Ishfaq Ahmad received a BSc degree in electrical engineering from the University of Engineering and Technology, Lahore, Pakistan, in 1985. He received his MS degree in computer engineering and PhD degree in computer science, both from Syracuse University, in 1987 and 1992, respectively. Currently, he is an associate professor in the Department of Computer Science at the Hong Kong University of Science and Technology, where he also

directs the Video Technology Centre. His research interests are in the areas of parallel programming tools, scheduling and mapping algorithms for scalable architectures, video technology, MPEG-3 and MPEG-4 compression algorithms, and interactive multimedia systems. He has authored or co-authored more than 80 papers in the above areas. He has received numerous research and teaching awards, including the Best Student Paper Award at Supercomputing '90 and Supercomputing '91, and the Teaching Excellence Award by the School of Engineering at HKUST. Dr. Ahmad has served on the committees of various international conferences, has been a guest editor for two special issues of *Concurency*, "Practice and Experience" related to resource management, and is co-guest-editing a forthcoming special issue of the *Journal of Parallel and Distributed Computing* on the topic of software support for distributed computing. He also serves on the editorial board of *Cluster Computing*. He is a member of the IEEE Computer Society.

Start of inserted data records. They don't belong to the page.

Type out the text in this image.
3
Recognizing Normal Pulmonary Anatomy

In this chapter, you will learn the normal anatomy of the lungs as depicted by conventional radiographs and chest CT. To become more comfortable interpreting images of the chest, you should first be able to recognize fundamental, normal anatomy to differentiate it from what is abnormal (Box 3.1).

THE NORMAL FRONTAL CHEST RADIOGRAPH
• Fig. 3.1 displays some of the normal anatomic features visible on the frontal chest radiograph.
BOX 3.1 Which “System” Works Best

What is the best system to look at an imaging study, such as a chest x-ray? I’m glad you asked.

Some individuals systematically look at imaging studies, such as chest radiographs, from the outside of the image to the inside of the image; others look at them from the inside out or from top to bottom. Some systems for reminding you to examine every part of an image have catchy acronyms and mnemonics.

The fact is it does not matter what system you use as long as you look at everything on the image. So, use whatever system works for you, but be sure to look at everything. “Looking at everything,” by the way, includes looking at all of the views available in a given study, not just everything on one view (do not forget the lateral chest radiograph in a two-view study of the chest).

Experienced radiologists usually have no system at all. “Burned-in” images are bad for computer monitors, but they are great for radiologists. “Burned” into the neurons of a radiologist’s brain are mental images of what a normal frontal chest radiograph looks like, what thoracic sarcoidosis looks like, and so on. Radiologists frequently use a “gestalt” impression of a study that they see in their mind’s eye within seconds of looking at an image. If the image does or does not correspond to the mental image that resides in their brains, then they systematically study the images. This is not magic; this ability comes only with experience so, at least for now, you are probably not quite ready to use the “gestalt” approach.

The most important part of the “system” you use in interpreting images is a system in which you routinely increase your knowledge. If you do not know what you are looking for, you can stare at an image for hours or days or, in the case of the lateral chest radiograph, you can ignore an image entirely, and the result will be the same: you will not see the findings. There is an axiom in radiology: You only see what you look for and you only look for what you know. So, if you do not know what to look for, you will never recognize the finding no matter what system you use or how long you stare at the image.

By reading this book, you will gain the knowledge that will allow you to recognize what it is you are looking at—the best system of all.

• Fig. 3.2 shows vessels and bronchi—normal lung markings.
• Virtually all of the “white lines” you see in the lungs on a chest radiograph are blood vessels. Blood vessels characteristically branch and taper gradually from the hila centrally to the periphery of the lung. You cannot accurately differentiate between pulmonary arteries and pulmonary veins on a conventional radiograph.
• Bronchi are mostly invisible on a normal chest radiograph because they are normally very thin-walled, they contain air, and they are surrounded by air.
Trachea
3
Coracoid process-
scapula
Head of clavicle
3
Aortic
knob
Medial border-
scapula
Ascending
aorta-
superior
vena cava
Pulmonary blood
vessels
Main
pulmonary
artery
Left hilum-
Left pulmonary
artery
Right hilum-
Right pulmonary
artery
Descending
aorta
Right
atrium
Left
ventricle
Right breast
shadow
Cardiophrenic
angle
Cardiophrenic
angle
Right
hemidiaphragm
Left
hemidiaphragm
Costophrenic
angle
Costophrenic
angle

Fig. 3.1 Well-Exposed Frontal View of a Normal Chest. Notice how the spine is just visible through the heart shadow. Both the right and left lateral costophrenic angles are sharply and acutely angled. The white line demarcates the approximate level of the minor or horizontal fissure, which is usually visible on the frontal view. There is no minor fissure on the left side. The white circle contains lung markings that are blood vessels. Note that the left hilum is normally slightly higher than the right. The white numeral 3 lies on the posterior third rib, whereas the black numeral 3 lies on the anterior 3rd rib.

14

Yu-Kwong Kwok received his BSc degree in computer engineering from the University of Hong Kong in 1991, the MPhil and PhD degrees in computer science from the Hong Kong University of Science and Technology in 1994 and 1997, respectively. Currently, he is an assistant professor in the Department of Electrical and Electronic Engineering at the Univeristy of Hong Kong. Before joining the University of Hong Kong, he was a visiting scholar for one

year in the parallel processing laboratory at the School of Electrical and Computer Engineering at Purdue University. His research interests include software support for parallel and distributed processing, heterogeneous computing, and multimedia systems. He is a member of the IEEE, the IEEE Computer Society, and the ACM.